Roald Amundsen ist gerade von einer Nordpolexpedition zurückgekehrt. Reeder und Walfischfänger Hauke Haien will ihn gleich auf ein Schiff für eine Expedition zum Südpol verfrachten. Roald
Amundsen will wenigstens während der gesetzlichen Ruhezeit mit seiner Frau kuscheln.
Die Lösung:
1. Arbeitsbereitschaft
Arbeitsbereitschaft ist Arbeitszeit. Der Arbeitnehmer befindet sich am Arbeitsplatz und ist bereit, unverzüglich die Arbeitsleistung aufzunehmen oder in den Arbeitsprozeß einzugreifen. Im Augenblick ist das nicht
nötig, da keine Arbeit da ist oder nur verminderte Arbeit anfällt.
Unter Arbeitsbereitschaft wird deshalb gegenüber der Vollarbeit einerseits die verminderte Leistung, andererseits aber die Bereitschaft zur
sofortigen Aufnahme der Arbeit ohne Aufforderung am Arbeitsplatz verstanden. Arbeitsbereitschaft wird definiert: „Wache Achtsamkeit im Zustand der Entspannung“.
Arbeitsbereitschaft liegt z.B. vor, wenn der
Pförtner Graf Zeppelin in der Pforte wacht, wenn Buchhändler Benjamin auf Kundschaft wartet oder wenn die Maschine stillsteht mangels Nachschub.
Grundsätzlich ist für die Arbeitsbereitschaft dieselbe
Vergütung wie für die Vollarbeit zu zahlen. Allerdings wären einzelvertraglich oder tarifvertraglich vereinbarte Abschläge oder Pauschalregelungen zulässig. Dies wäre z.B. bei Fernfahrern denkbar für Ladezeiten,
in denen der Fahrer wegen Ab- oder Beladen nicht arbeiten kann.
2. Bereitschaftsdienst/Anwesenheitsbereitschaft
Bereitschaftsdienst ist dann gegeben, wenn sich ein Arbeitnehmer an einer bestimmten Stelle innerhalb oder außerhalb des Betriebes bereithalten muß für den Fall, daß seine Arbeitskraft benötigt wird. Er muß
i.d.R. nicht unmittelbar am Arbeitsplatz anwesend sein. Wenn die Arbeit nicht benötigt wird, muß er nicht arbeiten. Der Arbeitnehmer kann z.B. auch schlafen.

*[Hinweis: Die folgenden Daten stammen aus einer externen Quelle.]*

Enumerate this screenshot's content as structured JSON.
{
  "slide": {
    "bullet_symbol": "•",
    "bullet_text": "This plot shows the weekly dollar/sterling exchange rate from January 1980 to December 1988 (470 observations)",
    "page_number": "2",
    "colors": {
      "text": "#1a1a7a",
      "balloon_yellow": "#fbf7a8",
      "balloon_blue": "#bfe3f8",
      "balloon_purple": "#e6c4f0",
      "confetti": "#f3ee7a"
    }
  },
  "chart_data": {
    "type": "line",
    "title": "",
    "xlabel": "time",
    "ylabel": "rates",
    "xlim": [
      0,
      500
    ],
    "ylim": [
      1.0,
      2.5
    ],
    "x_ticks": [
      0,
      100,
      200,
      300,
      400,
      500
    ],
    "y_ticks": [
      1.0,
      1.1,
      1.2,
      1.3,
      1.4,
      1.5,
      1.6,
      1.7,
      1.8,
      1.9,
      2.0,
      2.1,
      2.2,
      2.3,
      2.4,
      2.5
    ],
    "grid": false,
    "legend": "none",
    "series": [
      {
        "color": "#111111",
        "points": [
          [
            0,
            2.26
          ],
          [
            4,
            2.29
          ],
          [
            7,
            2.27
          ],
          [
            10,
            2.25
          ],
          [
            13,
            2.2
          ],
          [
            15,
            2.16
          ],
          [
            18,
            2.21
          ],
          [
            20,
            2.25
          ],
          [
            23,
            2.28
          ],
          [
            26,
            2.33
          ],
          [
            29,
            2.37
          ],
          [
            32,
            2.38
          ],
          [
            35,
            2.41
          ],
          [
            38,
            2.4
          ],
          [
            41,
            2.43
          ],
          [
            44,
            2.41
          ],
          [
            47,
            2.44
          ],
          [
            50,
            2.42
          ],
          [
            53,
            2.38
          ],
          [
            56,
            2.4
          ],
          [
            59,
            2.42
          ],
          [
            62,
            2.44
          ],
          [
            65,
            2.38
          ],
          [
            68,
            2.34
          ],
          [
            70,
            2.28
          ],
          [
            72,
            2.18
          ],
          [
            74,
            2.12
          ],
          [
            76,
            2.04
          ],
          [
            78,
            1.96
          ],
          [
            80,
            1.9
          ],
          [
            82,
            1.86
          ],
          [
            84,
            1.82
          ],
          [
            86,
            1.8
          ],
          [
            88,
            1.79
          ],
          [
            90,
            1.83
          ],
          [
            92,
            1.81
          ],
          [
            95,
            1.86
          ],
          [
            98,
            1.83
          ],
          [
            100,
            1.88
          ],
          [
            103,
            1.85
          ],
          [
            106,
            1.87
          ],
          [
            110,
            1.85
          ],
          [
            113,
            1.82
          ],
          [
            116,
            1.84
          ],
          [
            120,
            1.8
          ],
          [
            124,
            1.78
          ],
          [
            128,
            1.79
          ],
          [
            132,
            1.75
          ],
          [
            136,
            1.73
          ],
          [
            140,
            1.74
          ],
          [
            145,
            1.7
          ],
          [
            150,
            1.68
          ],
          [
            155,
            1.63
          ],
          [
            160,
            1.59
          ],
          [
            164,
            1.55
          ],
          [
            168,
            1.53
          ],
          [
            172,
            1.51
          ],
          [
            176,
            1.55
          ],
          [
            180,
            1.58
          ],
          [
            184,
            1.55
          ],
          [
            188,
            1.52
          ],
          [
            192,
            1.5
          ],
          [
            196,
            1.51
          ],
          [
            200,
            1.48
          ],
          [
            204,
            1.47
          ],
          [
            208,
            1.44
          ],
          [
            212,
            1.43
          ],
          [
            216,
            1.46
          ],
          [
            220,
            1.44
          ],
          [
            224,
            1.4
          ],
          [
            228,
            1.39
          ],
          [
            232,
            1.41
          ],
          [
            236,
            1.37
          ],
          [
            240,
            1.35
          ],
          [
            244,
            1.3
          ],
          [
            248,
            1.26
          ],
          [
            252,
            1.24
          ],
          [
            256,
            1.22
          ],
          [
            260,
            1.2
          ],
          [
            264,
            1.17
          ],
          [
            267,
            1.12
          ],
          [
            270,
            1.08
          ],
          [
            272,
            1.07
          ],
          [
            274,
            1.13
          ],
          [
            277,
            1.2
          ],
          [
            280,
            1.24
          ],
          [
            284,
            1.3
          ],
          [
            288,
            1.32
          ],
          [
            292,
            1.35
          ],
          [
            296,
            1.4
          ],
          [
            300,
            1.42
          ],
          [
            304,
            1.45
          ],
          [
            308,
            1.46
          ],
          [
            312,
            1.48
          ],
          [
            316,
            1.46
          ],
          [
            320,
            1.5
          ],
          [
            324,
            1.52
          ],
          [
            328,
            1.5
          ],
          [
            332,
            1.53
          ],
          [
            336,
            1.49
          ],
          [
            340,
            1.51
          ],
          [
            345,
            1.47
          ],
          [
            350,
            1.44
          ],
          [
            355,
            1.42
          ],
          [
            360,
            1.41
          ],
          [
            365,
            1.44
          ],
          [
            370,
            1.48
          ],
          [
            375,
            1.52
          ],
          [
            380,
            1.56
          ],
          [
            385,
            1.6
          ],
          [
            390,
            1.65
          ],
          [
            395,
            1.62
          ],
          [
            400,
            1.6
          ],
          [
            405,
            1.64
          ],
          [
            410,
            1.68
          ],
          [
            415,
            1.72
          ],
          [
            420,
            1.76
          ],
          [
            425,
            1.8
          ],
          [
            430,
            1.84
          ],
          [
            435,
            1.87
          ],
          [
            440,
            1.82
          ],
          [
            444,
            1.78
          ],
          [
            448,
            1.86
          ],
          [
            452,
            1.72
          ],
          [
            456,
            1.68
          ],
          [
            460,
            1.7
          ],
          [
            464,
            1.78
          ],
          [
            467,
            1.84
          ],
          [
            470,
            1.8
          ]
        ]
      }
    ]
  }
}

Ein solcher Bereitschaftsdienst wird
typischerweise in vielen Kliniken von Ärzten abgeleistet, so auch von Dr. Eisenbart. Nach früherer Rechtsprechung zählte der Bereitschaftsdienst nicht zur Arbeitszeit. Dies hat sich jedoch geändert!
Der
Europäische Gerichtshof hat entschieden, daß Bereitschaftsdienste, die die Ärzte zur medizinischen Grundversorgung in Form von persönlicher Anwesenheit in einer Gesundheitseinrichtung leisten, insgesamt als
Arbeitszeit i.S.d. Richtlinie 93/104/EG des Rates vom 23.11.1993 in der Fassung der Richtlinie 2003/88/EG des Europäischen Parlamentes und des Rates vom 4.11.2003 anzusehen sind.
Dem hat sich 2004 auch das
Bundesarbeitsgericht angeschlossen. Das BAG hat anerkannt, daß Bereitschaftsdienste Arbeitszeit im Sinne der Europäischen Richtlinie und im Sinne des Arbeitszeitgesetzes sind.
3. Vergütung Bereitschaftsdienst
Allerdings besteht nach der Entscheidung des Bundesarbeitsgerichts keine Pflicht, diese Bereitschaftsdienste wie sonstige aktive Arbeitszeit zu vergüten. Die Arbeitsvertragspartner sind frei, für
Bereitschaftsdienst und für die Vollarbeit unterschiedliche Vergütungssätze vorzusehen.
Das BAG begründet dies damit, daß Bereitschaftsdienst keine volle Arbeitsleistung erfordert, sondern lediglich eine
Aufenthaltsbeschränkung darstellt mit der Verpflichtung, bei Bedarf unverzüglich tätig zu werden. Dieser qualitativer Unterschied rechtfertige es, die Bereitschaftsdienste mit einer anderen Vergütung zu
versehen, als die Vollarbeit.
4. Rufbereitschaft
Rufbereitschaft ähnelt dem Bereitschaftsdienst. Allerdings kann hier der Arbeitnehmer den Ort mehr oder weniger frei wählen, an dem er sich aufhalten will. Er hat insoweit ein Selbstbestimmungsrecht. Der
Arbeitnehmer muß allerdings an dem angegebenen Ort oder unter einer bestimmten Rufnummer erreichbar sein, um im Einsatzfall zur Arbeit gerufen werden zu können. Dies setzt auch voraus, daß er seinen
Aufenthaltsort in erreichbarer Nähe wählt, um im Einsatzfall den Arbeitsort in angemessener Zeit zu erreichen.
Rembrand van Rijn kann durchaus bei Rufbereitschaft eine der umgebenden Kneipen aufsuchen.
Arbeitgeber Rubens muß wissen, in welcher Kneipe Rembrand sich aufhält. Rembrand darf sich nicht besaufen, damit sein Pinselstrich noch locker über die Leinwand fliegt.
Für die Rufbereitschaft hat der
Arbeitgeber Rembrand eine angemessene Vergütung zu zahlen, die jedoch deutlich unter der Arbeitsvergütung liegen darf.